Bailey Meredith has had it. As an assistant at a prestigious interior design firm, she’s tired of making coffee and filing invoices. She’ll do just about anything to get out from under the paperwork and into the field for real experience. Then she sees an ad for a job that seems too good to be true.
He’s a fixer upper . . .
Wilder Aldrich knew she would be perfect for the crew the moment he saw her. His hit home improvement show only hired the best, and Bailey had potential written all over her. It isn’t just her imaginative creativity and unmatched work ethic that grabs his attention. There’s just something about her.
With chemistry on screen, it’s only a matter of time before sparks fly behind the scenes as well. But with Bailey’s jaded views on romance and a big secret that could destroy Wilder and everyone he cares about, are either of them willing to risk it all for love? (Synopsis courtesy of Goodreads)
I’m not nearly as skilled as I’d like to be with a hammer, and have no clue how to decorate, but I love home improvement shows. Which is why the premise of Playing House appealed to me as much as it did. Yet, as often is the case with anything you read by Laura Chapman, there’s more to it than that. So much more.
When it comes to the small screen, we’re only privy to the scenes that are given the green light. How much of it is real can be a toss up. Bailey can only imagine what might be in store for her, in choosing to work for a show that only showcases successful outcomes, never the work that goes on behind the scenes. Given her situation, however, there’s not much choice in the matter. It’s either that, or continue to feel undervalued with her current employer.
And for Wilder, Bailey is like a breath of fresh air. He’s been locked inside deadlines and contractual obligations for so long, he has a hard time imagining what life was like before the show. Before he’d been thrust into a spotlight. Those things don’t apply to Bailey and don’t mean much to her, which only makes her all the more attractive. And, she’s feeling him, too, yet she knows picturing any sort of future with Wilder is totally off-limits. No ifs, and’s or but’s about it.
I really appreciated the honest look at what might potentially go on behind the scenes of a home improvement show. Given some of what I’ve seen in the headlines as of late, I’m guessing it’s not far off. There are plenty of smiles and cordial attitudes to go around, and we can often forget that the people we see on the television are still real people with lives that go on behind the scenes. And sometimes, a scenario is created in order to not only project a certain look or feel to the outside world, but to protect the people we love.
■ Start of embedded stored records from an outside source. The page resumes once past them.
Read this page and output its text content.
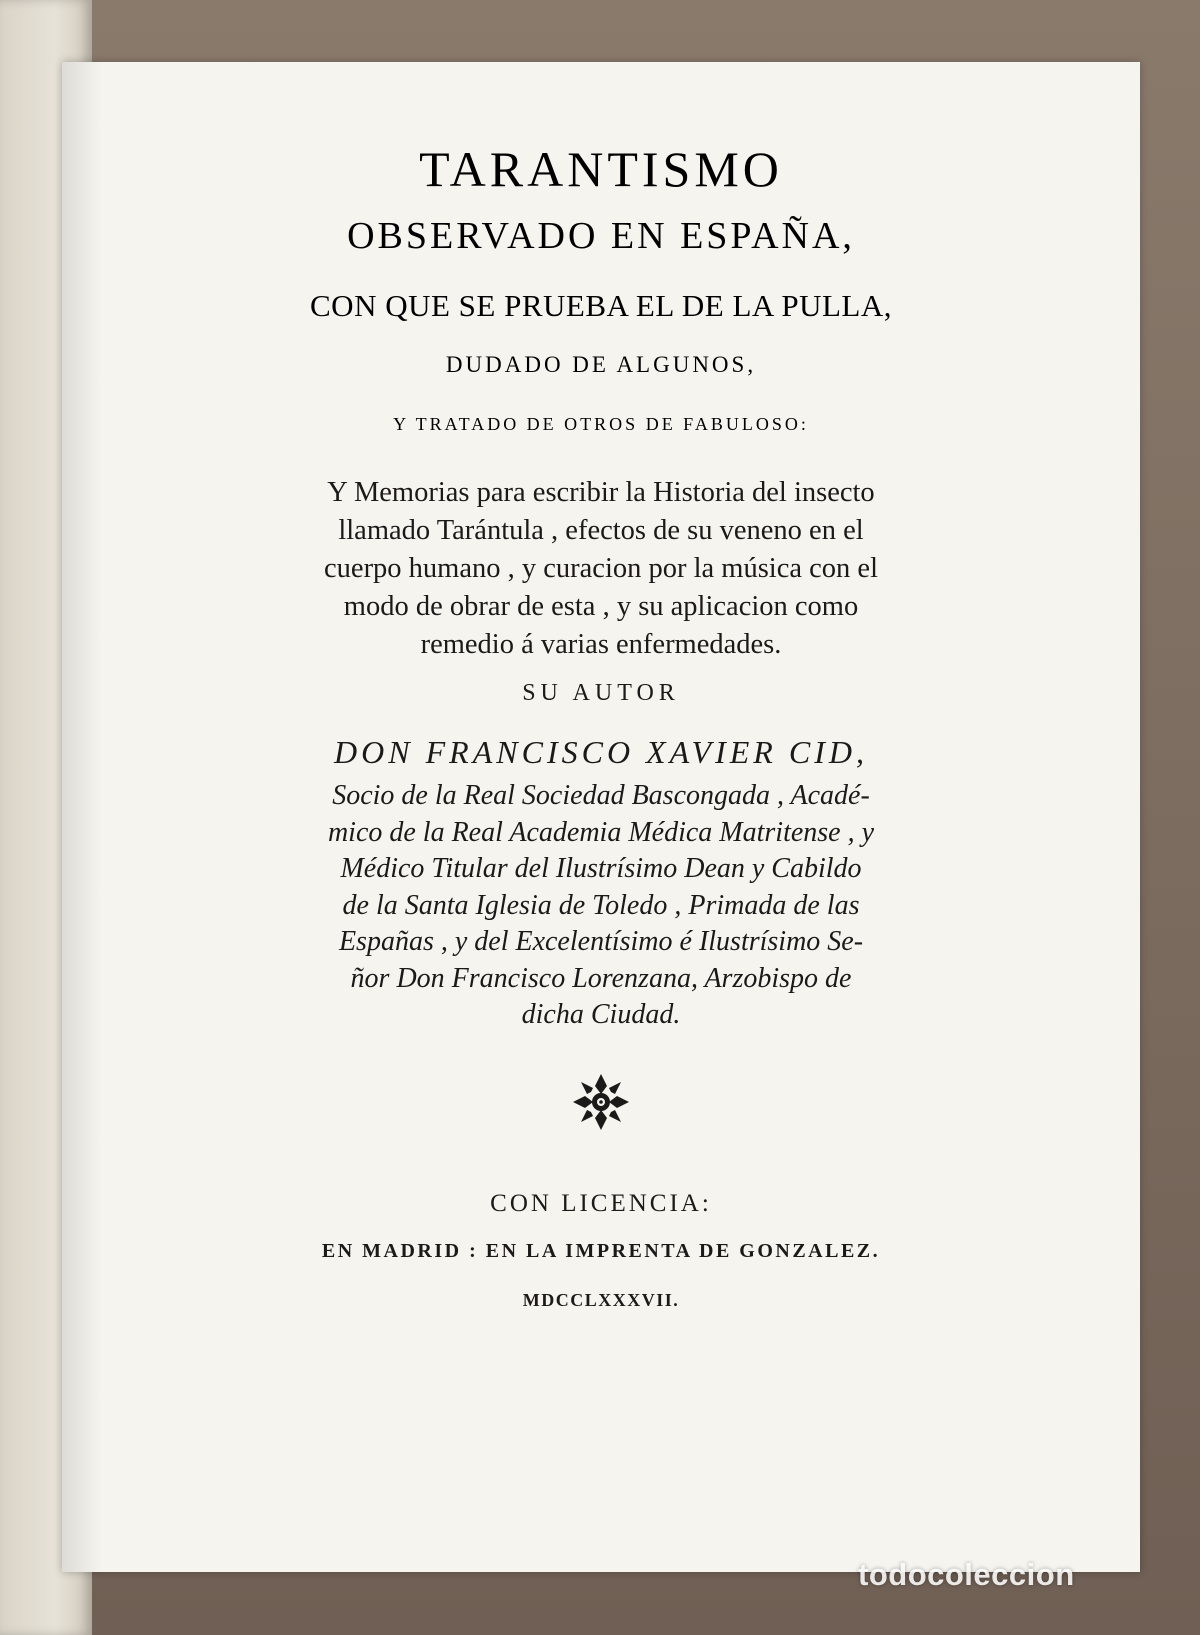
TARANTISMO
OBSERVADO EN ESPAÑA,
CON QUE SE PRUEBA EL DE LA PULLA,
DUDADO DE ALGUNOS,
Y TRATADO DE OTROS DE FABULOSO:
Y Memorias para escribir la Historia del insecto
llamado Tarántula , efectos de su veneno en el
cuerpo humano , y curacion por la música con el
modo de obrar de esta , y su aplicacion como
remedio á varias enfermedades.
SU AUTOR
DON FRANCISCO XAVIER CID,
Socio de la Real Sociedad Bascongada , Acadé-
mico de la Real Academia Médica Matritense , y
Médico Titular del Ilustrísimo Dean y Cabildo
de la Santa Iglesia de Toledo , Primada de las
Españas , y del Excelentísimo é Ilustrísimo Se-
ñor Don Francisco Lorenzana, Arzobispo de
dicha Ciudad.
CON LICENCIA:
EN MADRID : EN LA IMPRENTA DE GONZALEZ.
MDCCLXXXVII.
todocoleccion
I really felt that when Bailey and Wilder are at a loss on how to proceed in their own lives. On finding a way to skirt the line of what’s morally right or wrong.
I’ve read nearly all of Laura’s novels, and while I love them all, there was something particularly special about this one. I really felt a deep emotional connection to the characters and the rough situations they find themselves in. Maybe because I’ve gone through my own tough times, too, and I could relate and identify with Bailey, with Wilder, and even with a few of the others who make life hell for everyone around them. Playing House deserves every single one of the five stars I’ve given it.